Kelly Park, an incoming graduate student and alumni of the UH Mānoa school of economics and political science, along with fellow UH alumni Jasmine Asuncion, were 2 of the 30 selected outstanding scholars from the U.S. to participate in a three week fellowship program led by the Ministry of Foreign Affairs of Taiwan under the initiative of President Ma Ying-jeou.

Mosaic Taiwan is an exchange program that gives U.S. scholars and leaders the opportunity to experience the vibrant culture of Taiwan in hopes of creating a vested interest in global affairs and international understanding. The program ran from June 15 to July 5, during which time participants took part in team-building and leadership development exercises, tours of various businesses, museums and sites, and meet and greet sessions with government officials, educators, community representatives and young leaders in Taiwan with President Ma Ying-jeou and Vice President Wu Den-yih among representatives.

“Having first hand experience living in Taiwan and building friendships with Taiwanese people and its future leaders allowed me to create personal connections and my own sense of what Taiwan is all about,” said Park. “I also realized that Hawaiʻi and Taiwan share many similarities in its character, warmness of the people and challenges that they face in the global society.
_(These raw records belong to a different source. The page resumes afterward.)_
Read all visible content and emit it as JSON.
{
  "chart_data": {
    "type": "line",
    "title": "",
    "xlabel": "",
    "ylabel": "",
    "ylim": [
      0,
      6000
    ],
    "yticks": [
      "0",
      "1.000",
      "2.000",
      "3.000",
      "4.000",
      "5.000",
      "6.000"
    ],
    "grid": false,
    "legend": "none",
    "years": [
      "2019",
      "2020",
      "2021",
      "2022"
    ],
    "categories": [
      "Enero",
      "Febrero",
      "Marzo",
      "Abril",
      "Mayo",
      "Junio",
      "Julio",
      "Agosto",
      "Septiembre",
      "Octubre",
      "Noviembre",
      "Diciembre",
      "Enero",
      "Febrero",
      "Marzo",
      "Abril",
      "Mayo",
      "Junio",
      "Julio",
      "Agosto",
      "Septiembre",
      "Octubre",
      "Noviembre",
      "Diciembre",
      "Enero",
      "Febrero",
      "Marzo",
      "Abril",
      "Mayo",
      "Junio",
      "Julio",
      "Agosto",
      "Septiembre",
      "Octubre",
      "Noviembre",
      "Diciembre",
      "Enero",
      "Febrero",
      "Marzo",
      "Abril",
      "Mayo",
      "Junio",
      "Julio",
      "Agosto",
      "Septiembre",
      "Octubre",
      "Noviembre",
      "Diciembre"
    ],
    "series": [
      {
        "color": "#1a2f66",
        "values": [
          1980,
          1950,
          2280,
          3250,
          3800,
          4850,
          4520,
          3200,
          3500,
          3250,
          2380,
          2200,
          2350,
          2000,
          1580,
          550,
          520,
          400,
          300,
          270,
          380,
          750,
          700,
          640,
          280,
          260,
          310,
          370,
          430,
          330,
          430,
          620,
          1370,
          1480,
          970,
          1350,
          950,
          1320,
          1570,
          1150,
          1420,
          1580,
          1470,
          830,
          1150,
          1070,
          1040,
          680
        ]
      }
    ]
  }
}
With collaborative efforts and continued friendship building, I believe that we have many things to learn from each other, especially in the field of environmental sustainability, public transportation, education, and native population and business.”

Among other activities, students had the opportunity to visit the Lushan tribe in Taitung and the Bulau Bulau tribe in Yilan, two aboriginal Taiwanese tribes on the eastern coast of Taiwan. “It was truly the highlight of the program and also an intriguing experience that made me think about how the Native Hawaiian culture is preserved and practiced in Hawaiʻi,” said Park.